The Czech National Bank (CNB) has bought bitcoin for the first time in its history. The $1 million purchase marks a cautious but symbolic step by a European central bank into the world of digital assets.
The Czech National Bank said the small portfolio, made outside of its international reserves, is part of an experiment to gain hands-on experience with blockchain-based assets.
Alongside bitcoin, the portfolio includes a U.S. dollar-based stablecoin and a tokenised deposit. Governor Aleš Michl said the goal isn’t to speculate or diversify reserves, but to learn.
“The aim was to test decentralised bitcoin from the central bank’s perspective and to evaluate its potential role in diversifying our reserves,” he said. “We’ll inform the public about our experience on an ongoing basis and present an assessment in two to three years.”
This echoes a move by Taiwan, whose central bank said they will study adding Bitcoin to national reserves and draft supportive regulations, starting with a pilot using seized BTC.
Bitcoin as a cautious step, not a policy shift
The Czech National Bank stressed this is not a change to its reserve management strategy. The experiment sits entirely outside the bank’s foreign reserves and won’t affect its ability to intervene in currency markets or conduct monetary policy.
“The koruna is our legal tender. The Czech National Bank will continue to keep inflation low and the koruna strong,” Michl said. “But new ways of paying and investing will emerge rapidly in the years ahead. As a central bank, we want to test this path.”
The test portfolio will allow the Czech National Bank to explore the operational side of holding digital assets — from custody and key management to accounting, auditing, and anti–money laundering procedures.
It will also simulate potential crisis scenarios and evaluate the security of multi-level approval processes. These are details that can’t be fully understood through theory or simulation alone, the bank said.
Testing the future of money
The project reflects a broader curiosity among countries and central banks about how blockchain might reshape finance. Most research so far has focused on central bank digital currencies (CBDCs).

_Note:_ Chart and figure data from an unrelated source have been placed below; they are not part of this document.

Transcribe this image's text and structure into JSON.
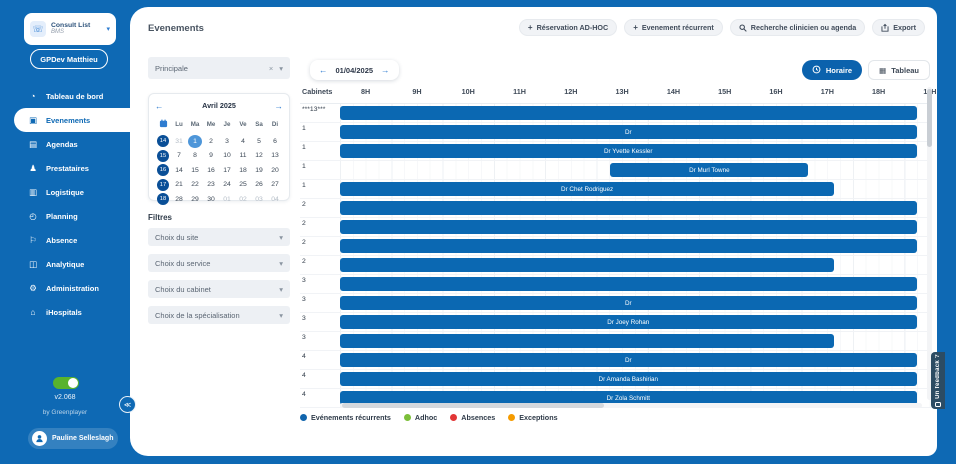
{
  "icons": {
    "phone-icon": "☏",
    "chevron-down-icon": "▾",
    "dropdown-arrow-icon": "▾",
    "clear-icon": "×",
    "arrow-left-icon": "←",
    "arrow-right-icon": "→",
    "plus-icon": "+",
    "table-icon": "▦",
    "dashboard-icon": "◔",
    "events-icon": "▣",
    "agendas-icon": "▤",
    "providers-icon": "♟",
    "logistics-icon": "▥",
    "planning-icon": "◴",
    "absence-icon": "⚐",
    "analytics-icon": "◫",
    "administration-icon": "⚙",
    "ihospitals-icon": "⌂",
    "collapse-icon": "≪"
  },
  "colors": {
    "accent_blue": "#0e69b4",
    "bar_blue": "#0b68b2",
    "toggle_green": "#58b32d"
  },
  "sidebar": {
    "workspace": {
      "name": "Consult List",
      "env": "BMS"
    },
    "user_button": "GPDev Matthieu",
    "items": [
      {
        "id": "tableau-de-bord",
        "label": "Tableau de bord",
        "icon": "dashboard-icon",
        "active": false
      },
      {
        "id": "evenements",
        "label": "Evenements",
        "icon": "events-icon",
        "active": true
      },
      {
        "id": "agendas",
        "label": "Agendas",
        "icon": "agendas-icon",
        "active": false
      },
      {
        "id": "prestataires",
        "label": "Prestataires",
        "icon": "providers-icon",
        "active": false
      },
      {
        "id": "logistique",
        "label": "Logistique",
        "icon": "logistics-icon",
        "active": false
      },
      {
        "id": "planning",
        "label": "Planning",
        "icon": "planning-icon",
        "active": false
      },
      {
        "id": "absence",
        "label": "Absence",
        "icon": "absence-icon",
        "active": false
      },
      {
        "id": "analytique",
        "label": "Analytique",
        "icon": "analytics-icon",
        "active": false
      },
      {
        "id": "administration",
        "label": "Administration",
        "icon": "administration-icon",
        "active": false
      },
      {
        "id": "ihospitals",
        "label": "iHospitals",
        "icon": "ihospitals-icon",
        "active": false
      }
    ],
    "toggle_on": true,
    "version": "v2.068",
    "byline": "by Greenplayer",
    "account": "Pauline Selleslagh"
  },
  "header": {
    "title": "Evenements",
    "actions": [
      {
        "id": "reservation-adhoc",
        "label": "Réservation AD-HOC",
        "icon": "plus-icon"
      },
      {
        "id": "evenement-recurrent",
        "label": "Evenement récurrent",
        "icon": "plus-icon"
      },
      {
        "id": "recherche-clinicien",
        "label": "Recherche clinicien ou agenda",
        "icon": "search-clinician-icon"
      },
      {
        "id": "export",
        "label": "Export",
        "icon": "export-icon"
      }
    ]
  },
  "left_panel": {
    "agenda_select": "Principale",
    "calendar": {
      "title": "Avril 2025",
      "dow": [
        "Lu",
        "Ma",
        "Me",
        "Je",
        "Ve",
        "Sa",
        "Di"
      ],
      "weeks": [
        {
          "num": "14",
          "days": [
            {
              "d": "31",
              "muted": true
            },
            {
              "d": "1",
              "selected": true
            },
            {
              "d": "2"
            },
            {
              "d": "3"
            },
            {
              "d": "4"
            },
            {
              "d": "5"
            },
            {
              "d": "6"
            }
          ]
        },
        {
          "num": "15",
          "days": [
            {
              "d": "7"
            },
            {
              "d": "8"
            },
            {
              "d": "9"
            },
            {
              "d": "10"
            },
            {
              "d": "11"
            },
            {
              "d": "12"
            },
            {
              "d": "13"
            }
          ]
        },
        {
          "num": "16",
          "days": [
            {
              "d": "14"
            },
            {
              "d": "15"
            },
            {
              "d": "16"
            },
            {
              "d": "17"
            },
            {
              "d": "18"
            },
            {
              "d": "19"
            },
            {
              "d": "20"
            }
          ]
        },
        {
          "num": "17",
          "days": [
            {
              "d": "21"
            },
            {
              "d": "22"
            },
            {
              "d": "23"
            },
            {
              "d": "24"
            },
            {
              "d": "25"
            },
            {
              "d": "26"
            },
            {
              "d": "27"
            }
          ]
        },
        {
          "num": "18",
          "days": [
            {
              "d": "28"
            },
            {
              "d": "29"
            },
            {
              "d": "30"
            },
            {
              "d": "01",
              "muted": true
            },
            {
              "d": "02",
              "muted": true
            },
            {
              "d": "03",
              "muted": true
            },
            {
              "d": "04",
              "muted": true
            }
          ]
        }
      ]
    },
    "filters_title": "Filtres",
    "filters": [
      "Choix du site",
      "Choix du service",
      "Choix du cabinet",
      "Choix de la spécialisation"
    ]
  },
  "timeline": {
    "date": "01/04/2025",
    "views": [
      {
        "id": "horaire",
        "label": "Horaire",
        "icon": "clock-icon",
        "active": true
      },
      {
        "id": "tableau",
        "label": "Tableau",
        "icon": "table-icon",
        "active": false
      }
    ],
    "cabinets_header": "Cabinets",
    "hours": [
      "8H",
      "9H",
      "10H",
      "11H",
      "12H",
      "13H",
      "14H",
      "15H",
      "16H",
      "17H",
      "18H",
      "19H"
    ],
    "hour_start": 8,
    "hours_span": 11.5,
    "rows": [
      {
        "cabinet": "***13***",
        "bars": [
          {
            "start": 8,
            "end": 19.2,
            "label": ""
          }
        ]
      },
      {
        "cabinet": "1",
        "bars": [
          {
            "start": 8,
            "end": 19.2,
            "label": "Dr"
          }
        ]
      },
      {
        "cabinet": "1",
        "bars": [
          {
            "start": 8,
            "end": 19.2,
            "label": "Dr Yvette Kessler"
          }
        ]
      },
      {
        "cabinet": "1",
        "bars": [
          {
            "start": 13.25,
            "end": 17.1,
            "label": "Dr Murl Towne"
          }
        ]
      },
      {
        "cabinet": "1",
        "bars": [
          {
            "start": 8,
            "end": 17.6,
            "label": "Dr Chet Rodriguez"
          }
        ]
      },
      {
        "cabinet": "2",
        "bars": [
          {
            "start": 8,
            "end": 19.2,
            "label": ""
          }
        ]
      },
      {
        "cabinet": "2",
        "bars": [
          {
            "start": 8,
            "end": 19.2,
            "label": ""
          }
        ]
      },
      {
        "cabinet": "2",
        "bars": [
          {
            "start": 8,
            "end": 19.2,
            "label": ""
          }
        ]
      },
      {
        "cabinet": "2",
        "bars": [
          {
            "start": 8,
            "end": 17.6,
            "label": ""
          }
        ]
      },
      {
        "cabinet": "3",
        "bars": [
          {
            "start": 8,
            "end": 19.2,
            "label": ""
          }
        ]
      },
      {
        "cabinet": "3",
        "bars": [
          {
            "start": 8,
            "end": 19.2,
            "label": "Dr"
          }
        ]
      },
      {
        "cabinet": "3",
        "bars": [
          {
            "start": 8,
            "end": 19.2,
            "label": "Dr Joey Rohan"
          }
        ]
      },
      {
        "cabinet": "3",
        "bars": [
          {
            "start": 8,
            "end": 17.6,
            "label": ""
          }
        ]
      },
      {
        "cabinet": "4",
        "bars": [
          {
            "start": 8,
            "end": 19.2,
            "label": "Dr"
          }
        ]
      },
      {
        "cabinet": "4",
        "bars": [
          {
            "start": 8,
            "end": 19.2,
            "label": "Dr Amanda Bashirian"
          }
        ]
      },
      {
        "cabinet": "4",
        "bars": [
          {
            "start": 8,
            "end": 19.2,
            "label": "Dr Zola Schmitt"
          }
        ]
      }
    ],
    "legend": [
      {
        "label": "Evénements récurrents",
        "color": "#1165ad"
      },
      {
        "label": "Adhoc",
        "color": "#7cbf3a"
      },
      {
        "label": "Absences",
        "color": "#e23636"
      },
      {
        "label": "Exceptions",
        "color": "#f59b00"
      }
    ]
  },
  "feedback_tab": "Un feedback ?"
}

The CNB’s initiative, however, looks at public and private digital assets — including bitcoin — as real, investable instruments.

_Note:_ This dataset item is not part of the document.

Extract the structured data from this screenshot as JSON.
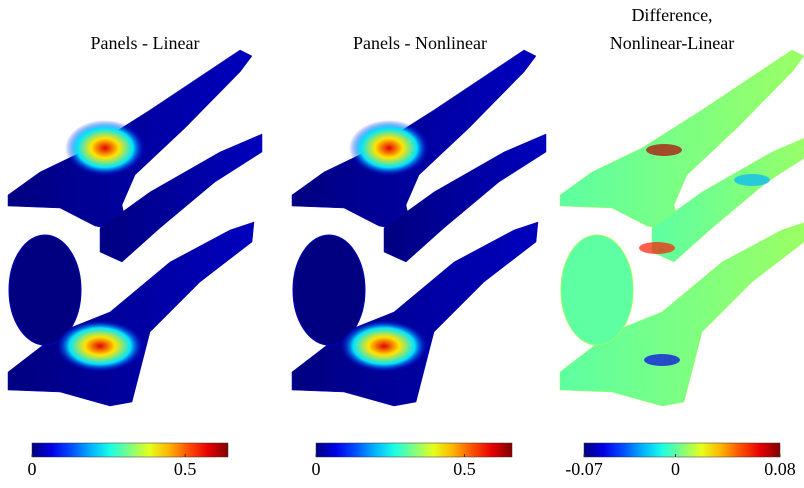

“The purpose is to gain practical experience with technologies that may fundamentally affect the operation of the financial and payment system in the future,” the CNB said in its statement.

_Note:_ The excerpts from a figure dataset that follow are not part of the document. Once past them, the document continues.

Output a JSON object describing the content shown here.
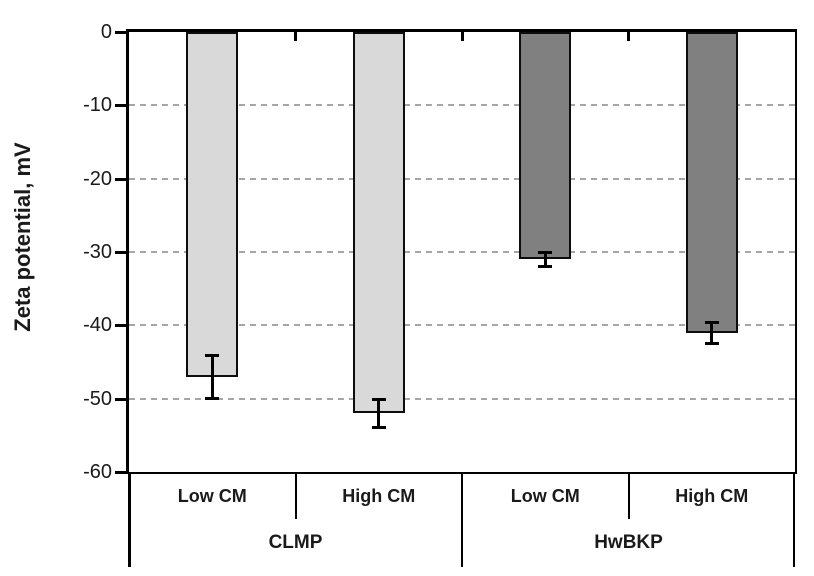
{
  "chart_data": {
    "type": "bar",
    "title": "",
    "ylabel": "Zeta potential, mV",
    "xlabel": "",
    "ylim": [
      -60,
      0
    ],
    "yticks": [
      0,
      -10,
      -20,
      -30,
      -40,
      -50,
      -60
    ],
    "grid": "horizontal dashed gridlines at every 10 mV",
    "legend_position": "none",
    "categories": [
      "Low CM",
      "High CM",
      "Low CM",
      "High CM"
    ],
    "series": [
      {
        "name": "Zeta potential (mV)",
        "values": [
          -47,
          -52,
          -31,
          -41
        ],
        "errors": [
          3,
          2,
          1,
          1.5
        ]
      }
    ],
    "groups": [
      {
        "label": "CLMP",
        "bar_color": "#d9d9d9",
        "bars": [
          {
            "label": "Low CM",
            "value": -47,
            "error": 3
          },
          {
            "label": "High CM",
            "value": -52,
            "error": 2
          }
        ]
      },
      {
        "label": "HwBKP",
        "bar_color": "#808080",
        "bars": [
          {
            "label": "Low CM",
            "value": -31,
            "error": 1
          },
          {
            "label": "High CM",
            "value": -41,
            "error": 1.5
          }
        ]
      }
    ]
  },
  "colors": {
    "background": "#ffffff",
    "axis": "#000000",
    "bar_border": "#0d0d0d",
    "gridline": "#a6a6a6",
    "text": "#1a1a1a",
    "bar_light": "#d9d9d9",
    "bar_dark": "#808080"
  }
}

In effect, the Czech central bank is running a small, real-world experiment: what does it mean for a traditional financial institution to own, store, and account for assets that live on open blockchains?
The portfolio’s composition — bitcoin, a dollar stablecoin, and a tokenised deposit — lets the bank compare three distinct categories of digital assets.
Bitcoin represents the decentralised side; stablecoins are private-sector digital cash; and tokenised deposits hint at the future of regulated finance, the bank said.